Comment
Guinea Is Dead, Long Live Guinea!
He was at his death, Africa's longest serving head of state, having been leader of Guinea for 26 years. In 1958 when Sekou Touré led Guinea to give the famous 'Non' to de Gaulle and thus torpedo the French President's carefully laid plans for a French African community, he was easily the most radical leader in Africa. Today all the past hopes and promises that failed hardly matter nor does it count for very much that Guinea once was the "jewel in the crown" of French West African countries.
Those who call themselves progressives in Africa obviously seem to believe that it is better to be dead than "reactionary" and in the pursuit of this imaginary progressive label, they are willing to bring a country and its people to total destruction.

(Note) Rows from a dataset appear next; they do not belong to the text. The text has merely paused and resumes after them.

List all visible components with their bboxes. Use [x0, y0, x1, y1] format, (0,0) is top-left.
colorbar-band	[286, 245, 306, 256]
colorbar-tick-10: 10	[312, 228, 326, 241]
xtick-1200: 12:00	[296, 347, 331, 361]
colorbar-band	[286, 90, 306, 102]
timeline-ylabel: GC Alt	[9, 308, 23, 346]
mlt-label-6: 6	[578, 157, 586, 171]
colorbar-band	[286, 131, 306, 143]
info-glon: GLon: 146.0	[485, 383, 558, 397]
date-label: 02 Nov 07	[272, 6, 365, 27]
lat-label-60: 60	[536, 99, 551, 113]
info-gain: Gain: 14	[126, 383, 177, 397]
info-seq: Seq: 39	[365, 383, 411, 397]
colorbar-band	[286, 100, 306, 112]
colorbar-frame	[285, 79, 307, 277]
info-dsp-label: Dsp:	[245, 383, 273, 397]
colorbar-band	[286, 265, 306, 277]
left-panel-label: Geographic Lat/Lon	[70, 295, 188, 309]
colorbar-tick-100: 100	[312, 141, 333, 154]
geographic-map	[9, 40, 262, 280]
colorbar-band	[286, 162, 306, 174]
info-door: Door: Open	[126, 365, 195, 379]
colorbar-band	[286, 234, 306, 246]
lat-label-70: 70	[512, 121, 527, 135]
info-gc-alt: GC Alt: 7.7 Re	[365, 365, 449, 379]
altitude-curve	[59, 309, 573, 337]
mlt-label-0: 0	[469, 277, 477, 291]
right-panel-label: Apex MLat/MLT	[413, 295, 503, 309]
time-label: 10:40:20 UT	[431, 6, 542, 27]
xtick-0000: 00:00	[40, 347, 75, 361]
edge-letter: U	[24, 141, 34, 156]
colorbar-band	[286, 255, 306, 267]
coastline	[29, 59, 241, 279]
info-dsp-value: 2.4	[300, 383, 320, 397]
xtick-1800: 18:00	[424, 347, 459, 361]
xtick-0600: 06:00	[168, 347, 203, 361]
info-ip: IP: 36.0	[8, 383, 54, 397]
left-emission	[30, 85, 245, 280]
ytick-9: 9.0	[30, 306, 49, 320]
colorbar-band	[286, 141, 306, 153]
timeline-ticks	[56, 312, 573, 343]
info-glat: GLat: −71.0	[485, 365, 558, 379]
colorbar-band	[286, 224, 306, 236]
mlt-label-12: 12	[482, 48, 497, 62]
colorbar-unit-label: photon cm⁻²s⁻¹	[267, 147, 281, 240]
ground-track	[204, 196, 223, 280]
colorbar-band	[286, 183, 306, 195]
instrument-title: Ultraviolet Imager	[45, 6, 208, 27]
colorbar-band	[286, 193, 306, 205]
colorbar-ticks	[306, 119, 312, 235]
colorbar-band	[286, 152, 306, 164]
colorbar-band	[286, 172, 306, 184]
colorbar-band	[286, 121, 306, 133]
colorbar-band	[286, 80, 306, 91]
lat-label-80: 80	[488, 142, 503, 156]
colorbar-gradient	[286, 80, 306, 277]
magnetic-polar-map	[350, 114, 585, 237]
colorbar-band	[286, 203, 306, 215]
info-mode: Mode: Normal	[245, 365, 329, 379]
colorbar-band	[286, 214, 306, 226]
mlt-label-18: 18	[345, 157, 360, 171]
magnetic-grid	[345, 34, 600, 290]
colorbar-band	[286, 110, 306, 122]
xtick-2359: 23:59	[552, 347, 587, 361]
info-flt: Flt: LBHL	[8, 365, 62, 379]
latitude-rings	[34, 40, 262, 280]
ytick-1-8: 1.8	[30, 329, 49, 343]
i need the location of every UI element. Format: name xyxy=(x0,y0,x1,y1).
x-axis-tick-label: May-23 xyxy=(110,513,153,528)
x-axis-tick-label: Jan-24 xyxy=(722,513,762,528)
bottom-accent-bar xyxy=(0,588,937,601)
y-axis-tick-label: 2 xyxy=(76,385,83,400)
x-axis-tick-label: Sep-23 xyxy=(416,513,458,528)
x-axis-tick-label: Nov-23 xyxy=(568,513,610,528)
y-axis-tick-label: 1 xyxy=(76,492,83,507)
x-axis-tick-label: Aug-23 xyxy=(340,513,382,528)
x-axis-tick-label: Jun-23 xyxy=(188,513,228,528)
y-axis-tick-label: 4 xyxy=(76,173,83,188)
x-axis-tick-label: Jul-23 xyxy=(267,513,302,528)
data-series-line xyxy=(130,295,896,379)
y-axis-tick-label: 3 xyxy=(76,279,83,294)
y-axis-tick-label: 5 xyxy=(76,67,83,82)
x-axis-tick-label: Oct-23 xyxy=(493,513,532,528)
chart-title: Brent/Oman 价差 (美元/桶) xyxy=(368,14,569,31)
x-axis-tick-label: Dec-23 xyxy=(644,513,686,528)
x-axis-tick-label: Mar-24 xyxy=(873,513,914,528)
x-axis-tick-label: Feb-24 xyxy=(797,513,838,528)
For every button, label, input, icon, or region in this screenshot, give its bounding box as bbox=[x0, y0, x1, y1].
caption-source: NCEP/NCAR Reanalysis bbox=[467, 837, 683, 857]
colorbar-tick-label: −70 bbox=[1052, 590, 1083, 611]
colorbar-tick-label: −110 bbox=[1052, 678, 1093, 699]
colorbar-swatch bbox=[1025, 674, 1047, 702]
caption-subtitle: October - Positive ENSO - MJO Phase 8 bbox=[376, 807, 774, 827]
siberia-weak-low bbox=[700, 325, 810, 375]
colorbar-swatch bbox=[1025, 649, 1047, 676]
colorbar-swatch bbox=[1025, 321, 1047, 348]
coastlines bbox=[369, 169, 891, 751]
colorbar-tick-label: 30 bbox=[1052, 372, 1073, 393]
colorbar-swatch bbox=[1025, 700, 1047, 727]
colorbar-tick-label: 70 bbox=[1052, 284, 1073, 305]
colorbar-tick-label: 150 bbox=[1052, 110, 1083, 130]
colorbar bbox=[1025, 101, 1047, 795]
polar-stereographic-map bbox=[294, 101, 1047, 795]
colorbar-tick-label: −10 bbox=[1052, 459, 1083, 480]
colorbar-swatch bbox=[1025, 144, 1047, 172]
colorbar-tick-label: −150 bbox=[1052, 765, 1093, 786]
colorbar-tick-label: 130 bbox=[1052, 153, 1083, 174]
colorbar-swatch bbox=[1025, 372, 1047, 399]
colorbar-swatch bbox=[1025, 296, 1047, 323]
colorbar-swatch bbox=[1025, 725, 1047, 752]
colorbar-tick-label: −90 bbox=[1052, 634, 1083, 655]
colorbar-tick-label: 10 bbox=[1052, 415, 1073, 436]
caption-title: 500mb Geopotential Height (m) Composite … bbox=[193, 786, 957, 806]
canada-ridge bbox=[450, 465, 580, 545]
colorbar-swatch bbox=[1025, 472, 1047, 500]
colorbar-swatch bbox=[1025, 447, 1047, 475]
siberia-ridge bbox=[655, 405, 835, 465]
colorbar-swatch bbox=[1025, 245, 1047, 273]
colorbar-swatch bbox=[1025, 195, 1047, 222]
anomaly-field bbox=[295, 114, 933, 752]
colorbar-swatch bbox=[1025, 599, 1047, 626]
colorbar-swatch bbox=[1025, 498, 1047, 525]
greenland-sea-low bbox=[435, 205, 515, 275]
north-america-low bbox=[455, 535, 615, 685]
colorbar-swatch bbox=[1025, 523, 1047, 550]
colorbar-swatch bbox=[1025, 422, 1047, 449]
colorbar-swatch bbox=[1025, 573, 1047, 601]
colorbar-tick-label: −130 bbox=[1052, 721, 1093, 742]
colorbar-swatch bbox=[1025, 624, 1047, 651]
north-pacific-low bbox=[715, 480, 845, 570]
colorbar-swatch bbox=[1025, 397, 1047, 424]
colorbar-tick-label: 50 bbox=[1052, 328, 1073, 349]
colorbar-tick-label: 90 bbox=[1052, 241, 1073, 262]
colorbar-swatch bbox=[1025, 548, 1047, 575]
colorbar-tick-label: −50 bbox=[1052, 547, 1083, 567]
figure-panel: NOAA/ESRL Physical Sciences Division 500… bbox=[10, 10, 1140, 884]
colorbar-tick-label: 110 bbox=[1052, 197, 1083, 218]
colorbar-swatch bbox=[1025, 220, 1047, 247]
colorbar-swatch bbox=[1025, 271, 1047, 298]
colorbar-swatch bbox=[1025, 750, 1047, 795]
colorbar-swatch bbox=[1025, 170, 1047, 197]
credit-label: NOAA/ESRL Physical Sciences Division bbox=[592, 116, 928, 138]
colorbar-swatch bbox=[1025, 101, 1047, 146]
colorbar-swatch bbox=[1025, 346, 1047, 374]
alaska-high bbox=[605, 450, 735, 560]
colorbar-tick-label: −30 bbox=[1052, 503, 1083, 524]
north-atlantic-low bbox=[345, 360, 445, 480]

In 1958, Sekou Touré entered the realms of heroic folklore with his declaration that we prefer freedom with poverty to riches in slavery. That was the rhetoric and no self-respecting African would be seen to disagree with that proposition. The reality was that what Guinea has had to endure for the past 26 years has been poverty and slavery. The freedom has proved to be a mirage and the famous "non" to de Gaulle an empty gesture. The revolutionary socialism rhetoric has of course lasted even if the Guinean people stopped hoping long ago that their circumstances could ever be improved.
When Sekou Touré made his dramatic turnaround about 10 years ago and started courting the attentions of his former adversaries, the imperialists, it was enough to have made his old friend and former co-President, Dr Kwame Nkrumah of Ghana turn and groan in his grave.
Things had really changed when Guinea was now not only back in the francophone group and Sekou Touré was being feted at the Elysee, but he was actually being called a reactionary to his face at last year's Franco African meeting by Captain Sankara of Upper Volta. But things had not changed enough to the point where Ahmed Sekou Touré could admit that there could possibly be anybody else apart from him to lead whatever was left of the country and people he has ruled for so long. In the true, progressive spirit, any talk of an alter native was quickly labelled subversive and the originators hunted down. Even within the confines of his own decreed one-party state, he was careful to discourage any talk of or attempt at finding a successor to him.
Anybody who doubted that Sekou Touré was the only answer to Guinea's problems either had to flee into exile or die in one of his jails. Almost all of those who were with him at the start of the independence fight have met such ends: jail and death or exile. A particular breed of Guineans became endangered species; the successful Guinean or any that appeared to make a name on the international scene was deemed to pose a threat to Ahmed Sekou Touré and was "eliminated".
Surrounded on the most part by sycophants, and attracted by a crop of international praise-singing adventurers. Sekou Touré came to believe in his own infallibility and saw any opposition to him as a sign against Guinea and its people. His paranoia was fuelled by the attempts by those opposed to him to remove him from office and at certain points it became impossible to distinguish between the real plots and those dreamed up by him and his security as an excuse to launch another wave of purges.
It is of particular irony that Sekou Touré should die now, robbed of one great crown that he had craved for a long time to host the 21st anniversary summit of the Organisation of African Unity even if it must be said that possibly even more blood thirsty African leaders have held the Chairmanship of the OAU
But then, the sole remaining untainted claims to grandeur that Sekou Touré had was as a founding member of the OAU and in his own peculiar way, hosting this year's meeting would have crowned his aspirations to the status of Africa's elder statesman. Whatever he has made of Guinea would not matter then. By his death. he has been denied this opportunity and the routine and sometime fulsome praises that have been pouring in from African leaders have a peculiarly unrealistic ring to them.
The OAU meeting which already had question marks hanging over it would have its fate in an even more precarious position now, but if indeed it is an organisation worth half the ideals attributed to it. then it will survive the death of its would-have-been-host.
In much the same way as Guinea and its people will survive the death of Sekou Touré in spite of the fact that he had come to believe that the very survival or even existence of the country and its people depended on him.
The Americans possibly over do it with their continuous refrain and allusions to the imminent death of their leaders and their vice-presidents being 'a heart-beat away from the presidency, but in our part of the world we go to ridiculous lengths to pretend that our leaders are immortal and place undue premium on the individual over that of the state. The power struggle said to be going on within the top brass of the party will undoubtedly bring a leader and it will be up to that leader to decide whether to be another Sekou Touré or seize the opportunity to unite all his people and admit the reality that he is also only human.
The inability of African leaders to admit this fundamental fact of their humanity is what leads to the ruin of themselves and their countries. Sekou Touré fired the imagination of Africans in 1958 as very few people ever would again, but by imagining that he as an individual was more important than the state, his place in history as Africa's longest serving leader" when he died will count for nothing when the plight of his people is considered.
The tragedy of African leaders is that they do not know when to say 'enough' - Sekou Touré exemplified that more than anyone.